Продолжая пить чай, не переставал наблюдать за небом. Паривших коршунов куда-то вообще унесло этим поднявшимся ветром. На нем как-то сразу появились вначале одинокие, похожие на слегка растрепанные гусиные перья облака, затем неожиданно быстро полетевшие к южному горизонту, волоча за собой неизвестно откуда появившуюся клубящуюся серую плотную пелену, которая постепенно затягивала, как мрачным занавесом, голубой простор, превращаясь в мощные грозовые тучи. Затем из них, еле слышно среди шума листвы, начали раздаваться все нарастающие глухие, ворчащие гулкие раскаты грома! Голос бога Перуна с каждым мгновением становился все громче и раскатистей, и настойчивей приближалась гроза!
Она быстро накатывалась на сад, был уже виден мощно крутящийся предгрозовой вал. Быстро встав, подхватил самовар и отнес его в рядом стоящий чайный домик, взяв там легкое кресло, сел в него и стал дальше любоваться неисчерпаемой завораживающей мощью природы.
А на небе тем временем среди сверкающих в сгустившейся темноте молний лишь одна вершина грозовой тучи еще светилась в лучах солнца, но и она скоро исчезла в клубящейся мгле. Удары грома становились все мощнее, и они из гулких, раскатистых, превратились в резкие удары, словно артиллерийские выстрелы из мифической царь-пушки бога Перуна!
После очередного разряда молнии и последовавшего за ним самого мощного раската не истаивавший до этого ветер как по команде стих и полился с сильным шумом сплошной поток воды, как в народе говорят: «Разверзлись небеса». Но эта «Ниагара» продолжалась всего каких-то пять минут. Дождь прекратился, тучи неожиданно рассеялись, и вновь в голубом небе появилось солнце, отражаясь в миллионах капелек, оставшихся после дождя на листьях и траве, а через небосклон перекинулась необычно цветастая радуга.

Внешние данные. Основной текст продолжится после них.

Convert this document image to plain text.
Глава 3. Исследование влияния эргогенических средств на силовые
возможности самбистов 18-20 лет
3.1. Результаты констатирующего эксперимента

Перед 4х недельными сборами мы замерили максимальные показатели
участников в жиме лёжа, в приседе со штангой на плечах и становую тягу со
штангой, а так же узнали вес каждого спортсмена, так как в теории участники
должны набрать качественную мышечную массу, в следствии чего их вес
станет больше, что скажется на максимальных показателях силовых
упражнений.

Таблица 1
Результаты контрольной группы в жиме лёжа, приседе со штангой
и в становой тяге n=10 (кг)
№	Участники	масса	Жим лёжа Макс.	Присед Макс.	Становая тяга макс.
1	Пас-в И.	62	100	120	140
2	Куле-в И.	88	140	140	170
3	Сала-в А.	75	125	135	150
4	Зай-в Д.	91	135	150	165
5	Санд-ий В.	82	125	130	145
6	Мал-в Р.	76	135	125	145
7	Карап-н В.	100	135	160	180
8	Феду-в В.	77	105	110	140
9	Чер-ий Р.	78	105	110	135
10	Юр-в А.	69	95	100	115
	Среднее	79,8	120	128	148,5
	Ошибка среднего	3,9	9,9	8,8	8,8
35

По мокрой траве добежал до старой яблони, по толстым раскидистым ветвям забрался повыше на развилку, с которой всегда видно далеко вокруг, и замер от восторга! Радуга, впечатавшись в голубой простор, перекинулась с высокого берега реки через нее, отражаясь в воде. Вторым своим ярким концом радуга как бы прижала горизонт, чтобы он хоть на миг не убегал от тебя!